Defensive stock picks
Lowcock generally prefers funds, but he says a stock pick to consider is AstraZeneca.
“It has been lagging a while now since it rebuffed a takeover bid from Pfizer while the business continues to progress and it is reaching a turning point – when its patent cliff comes to a head the business can look towards providing revenues,” he says.
McDermott also picks this stock as people and governments will keep buying drugs no matter what, and 90% of its revenues are from outside the UK while most of its research costs are in sterling.
BP and Shell
McDermott says BP is more of a contrarian bet as the oil price would need to recover (there’s been a small recovery since it hit a 13-year low of $30 in January 2016) and hold at a higher level and for the global economy not to falter too. But most of its revenues are in dollars and costs in pounds.

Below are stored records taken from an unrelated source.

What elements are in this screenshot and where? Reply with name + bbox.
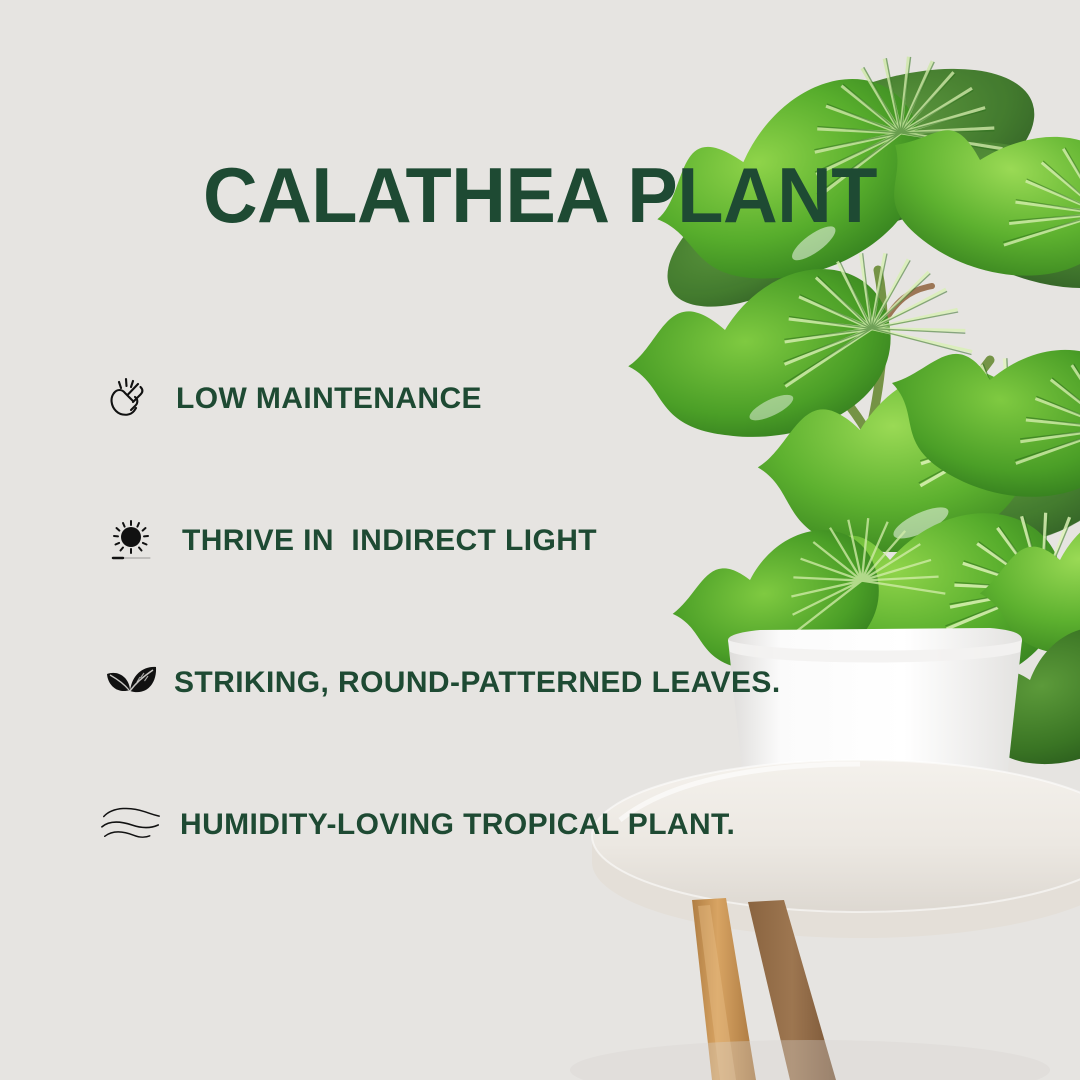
feature-item-low-maintenance: LOW MAINTENANCE xyxy=(100,368,482,430)
feature-label: HUMIDITY-LOVING TROPICAL PLANT. xyxy=(180,810,735,840)
feature-label: LOW MAINTENANCE xyxy=(176,384,482,414)
leaves-icon xyxy=(100,652,162,714)
feature-label: STRIKING, ROUND-PATTERNED LEAVES. xyxy=(174,668,781,698)
poster-canvas: CALATHEA PLANT LOW MAINTENANCE xyxy=(0,0,1080,1080)
sun-icon xyxy=(100,510,162,572)
wind-waves-icon xyxy=(100,794,162,856)
page-title: CALATHEA PLANT xyxy=(16,156,1064,234)
feature-item-indirect-light: THRIVE IN INDIRECT LIGHT xyxy=(100,510,597,572)
snap-fingers-icon xyxy=(100,368,162,430)
feature-label: THRIVE IN INDIRECT LIGHT xyxy=(182,526,597,556)
feature-item-patterned-leaves: STRIKING, ROUND-PATTERNED LEAVES. xyxy=(100,652,781,714)
feature-item-humidity: HUMIDITY-LOVING TROPICAL PLANT. xyxy=(100,794,735,856)
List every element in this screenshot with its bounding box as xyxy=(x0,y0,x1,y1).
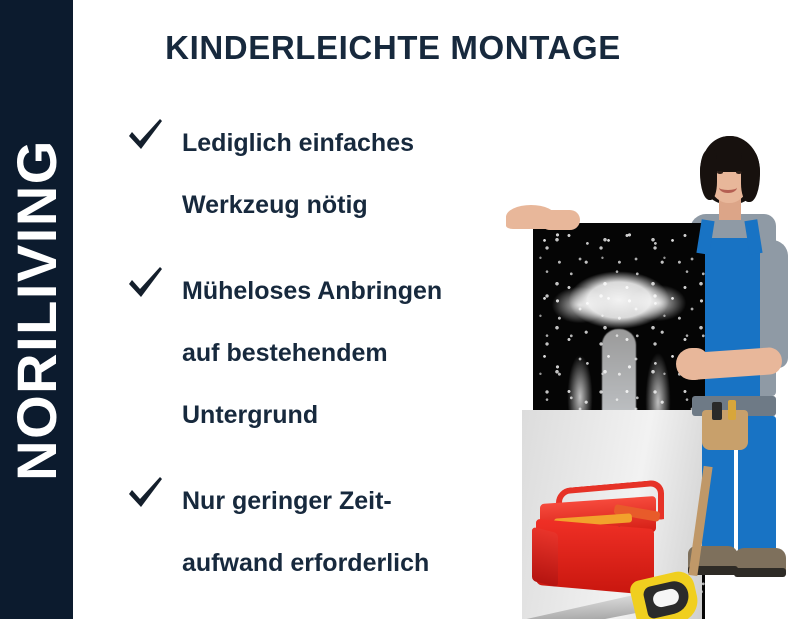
tool-pouch xyxy=(702,410,748,450)
hair-left xyxy=(700,150,717,200)
list-item: Nur geringer Zeit- aufwand erforderlich xyxy=(126,470,506,594)
checkmark-icon xyxy=(126,116,166,156)
benefit-line: Untergrund xyxy=(182,384,506,446)
hand-upper xyxy=(506,205,556,229)
benefit-line: aufwand erforderlich xyxy=(182,532,506,594)
checkmark-icon xyxy=(126,264,166,304)
product-photo xyxy=(500,110,799,619)
benefit-text: Nur geringer Zeit- aufwand erforderlich xyxy=(182,470,506,594)
pouch-tool-yellow xyxy=(728,400,736,420)
benefit-line: Müheloses Anbringen xyxy=(182,260,506,322)
eye-right xyxy=(736,171,742,174)
list-item: Müheloses Anbringen auf bestehendem Unte… xyxy=(126,260,506,446)
benefit-line: auf bestehendem xyxy=(182,322,506,384)
benefit-line: Nur geringer Zeit- xyxy=(182,470,506,532)
sole-right xyxy=(734,568,786,577)
benefit-line: Werkzeug nötig xyxy=(182,174,506,236)
promo-graphic: NORILIVING KINDERLEICHTE MONTAGE Ledigli… xyxy=(0,0,799,619)
hair-right xyxy=(741,150,760,202)
benefit-list: Lediglich einfaches Werkzeug nötig Mühel… xyxy=(126,112,506,618)
benefit-line: Lediglich einfaches xyxy=(182,112,506,174)
hand-lower xyxy=(676,348,708,380)
page-title: KINDERLEICHTE MONTAGE xyxy=(73,30,713,66)
smile xyxy=(719,182,737,193)
benefit-text: Lediglich einfaches Werkzeug nötig xyxy=(182,112,506,236)
checkmark-icon xyxy=(126,474,166,514)
list-item: Lediglich einfaches Werkzeug nötig xyxy=(126,112,506,236)
brand-sidebar: NORILIVING xyxy=(0,0,73,619)
eye-left xyxy=(717,171,723,174)
brand-name: NORILIVING xyxy=(9,139,65,481)
pouch-tool-dark xyxy=(712,402,722,420)
benefit-text: Müheloses Anbringen auf bestehendem Unte… xyxy=(182,260,506,446)
handsaw xyxy=(525,565,705,619)
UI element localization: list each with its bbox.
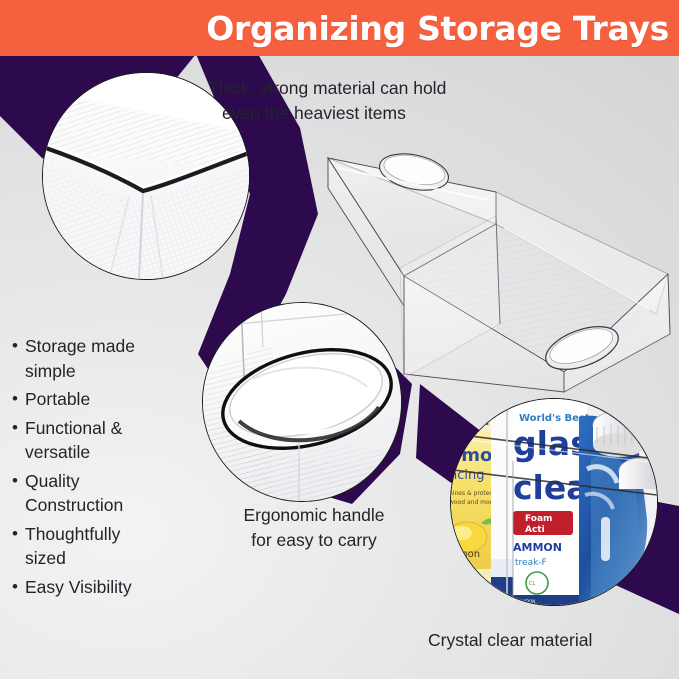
- list-item: • Easy Visibility: [12, 575, 198, 600]
- feature-bullet-list: • Storage madesimple • Portable • Functi…: [12, 334, 198, 603]
- caption-ergonomic-handle-line1: Ergonomic handle: [214, 503, 414, 528]
- svg-text:CAUTION: CAUTION: [517, 599, 535, 604]
- page-title: Organizing Storage Trays: [206, 12, 669, 45]
- ergonomic-handle-closeup-circle: [202, 302, 402, 502]
- bullet-dot-icon: •: [12, 522, 25, 547]
- svg-text:17 FL OZ (503 mL): 17 FL OZ (503 mL): [451, 581, 493, 587]
- glass-cleaner-badge1-label: Foam: [525, 514, 552, 524]
- bullet-dot-icon: •: [12, 416, 25, 441]
- bullet-dot-icon: •: [12, 469, 25, 494]
- list-item: • Storage madesimple: [12, 334, 198, 383]
- list-item: • Functional &versatile: [12, 416, 198, 465]
- list-item-label: Portable: [25, 387, 198, 412]
- caption-ergonomic-handle-line2: for easy to carry: [214, 528, 414, 553]
- caption-crystal-clear: Crystal clear material: [428, 628, 658, 653]
- list-item: • Portable: [12, 387, 198, 412]
- bullet-dot-icon: •: [12, 575, 25, 600]
- glass-cleaner-sub2-label: treak-F: [515, 558, 547, 568]
- infographic-page: Organizing Storage Trays: [0, 0, 679, 679]
- bullet-dot-icon: •: [12, 334, 25, 359]
- bullet-dot-icon: •: [12, 387, 25, 412]
- svg-text:NET 199 g: NET 199 g: [629, 580, 650, 585]
- svg-text:CL: CL: [529, 581, 535, 587]
- list-item-label: Storage madesimple: [25, 334, 198, 383]
- list-item: • Thoughtfullysized: [12, 522, 198, 571]
- caption-ergonomic-handle: Ergonomic handle for easy to carry: [214, 503, 414, 553]
- lemon-sub3-label: wood and more: [451, 499, 496, 506]
- crystal-clear-products-closeup-circle: autify emo ncing hines & protects wood a…: [450, 398, 658, 606]
- caption-thick-material: Thick, strong material can hold even the…: [208, 76, 484, 126]
- lemon-word-label: emo: [451, 445, 492, 466]
- header-banner: Organizing Storage Trays: [0, 0, 679, 56]
- list-item-label: QualityConstruction: [25, 469, 198, 518]
- caption-thick-material-line2: even the heaviest items: [208, 101, 484, 126]
- caption-thick-material-line1: Thick, strong material can hold: [208, 76, 484, 101]
- lemon-fruit-label: lemon: [451, 549, 480, 560]
- list-item-label: Easy Visibility: [25, 575, 198, 600]
- list-item: • QualityConstruction: [12, 469, 198, 518]
- glass-cleaner-badge2-label: Acti: [525, 525, 545, 535]
- list-item-label: Functional &versatile: [25, 416, 198, 465]
- glass-cleaner-sub1-label: AMMON: [513, 541, 562, 554]
- list-item-label: Thoughtfullysized: [25, 522, 198, 571]
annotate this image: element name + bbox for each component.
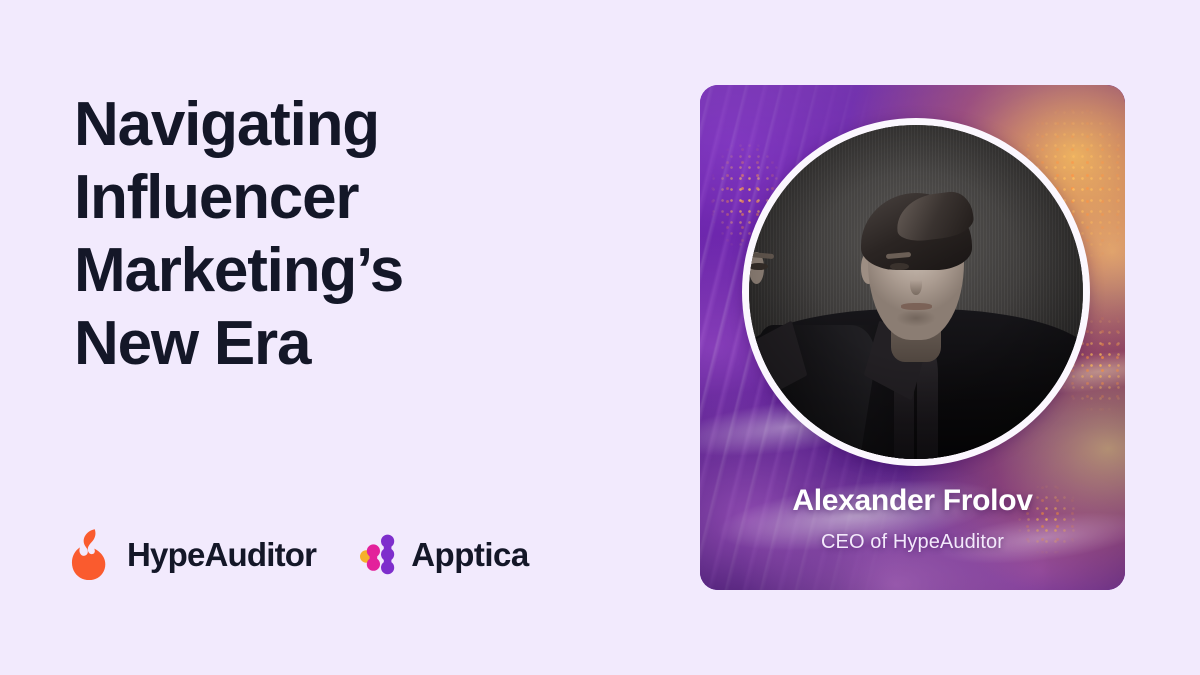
headline-line-1: Navigating bbox=[74, 88, 634, 161]
promo-slide: Navigating Influencer Marketing’s New Er… bbox=[0, 0, 1200, 675]
headline-line-2: Influencer bbox=[74, 161, 634, 234]
portrait-vignette bbox=[749, 125, 1083, 459]
logo-row: HypeAuditor Apptica bbox=[70, 528, 529, 580]
flame-icon bbox=[70, 528, 114, 580]
hypeauditor-wordmark: HypeAuditor bbox=[127, 538, 316, 571]
headline-line-3: Marketing’s bbox=[74, 234, 634, 307]
hypeauditor-logo: HypeAuditor bbox=[70, 528, 316, 580]
apptica-dots-icon bbox=[360, 529, 398, 579]
speaker-name: Alexander Frolov bbox=[700, 484, 1125, 518]
speaker-role: CEO of HypeAuditor bbox=[700, 531, 1125, 554]
avatar-photo bbox=[749, 125, 1083, 459]
headline-line-4: New Era bbox=[74, 307, 634, 380]
avatar bbox=[742, 118, 1090, 466]
page-title: Navigating Influencer Marketing’s New Er… bbox=[74, 88, 634, 380]
speaker-card: Alexander Frolov CEO of HypeAuditor bbox=[700, 85, 1125, 590]
apptica-logo: Apptica bbox=[360, 529, 529, 579]
apptica-wordmark: Apptica bbox=[411, 538, 529, 571]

For Morgan, because energy companies also sell what they produce predominantly in US dollars and have little exposure to the UK domestic economy, the fall in the pound means the earnings are more valuable. As a result, he says investors could consider exposure to Shell.
For Morgan, backing reliable international companies is sensible when planning a more defensive portfolio. He picks multi-national consumer stocks such as Reckitt Benckiser as it should see only a small impact from any weakening demand in the UK but a boost in overseas earnings from a weakened pound.
Morgan says: “Also they produce well-known everyday branded items that are bought habitually so their earnings should be highly defensive.”
For the same reason Morgan picks Shell, he also chooses mining giant Rio Tinto, though over the longer term, a slowdown in global growth as a result of Brexit would likely have a more negative impact.
McDermott says that Unilever generates most of its revenues from outside the UK and it sells goods that people need no matter what, so they will buy regardless of the state of the economy.
He adds that it also pays a decent yield of about 3%, which is an “added bonus when gilt yields have dipped below 1% for the first time, and most of its costs are in sterling and revenues in other currencies, so overall, it makes doing business cheaper for them.”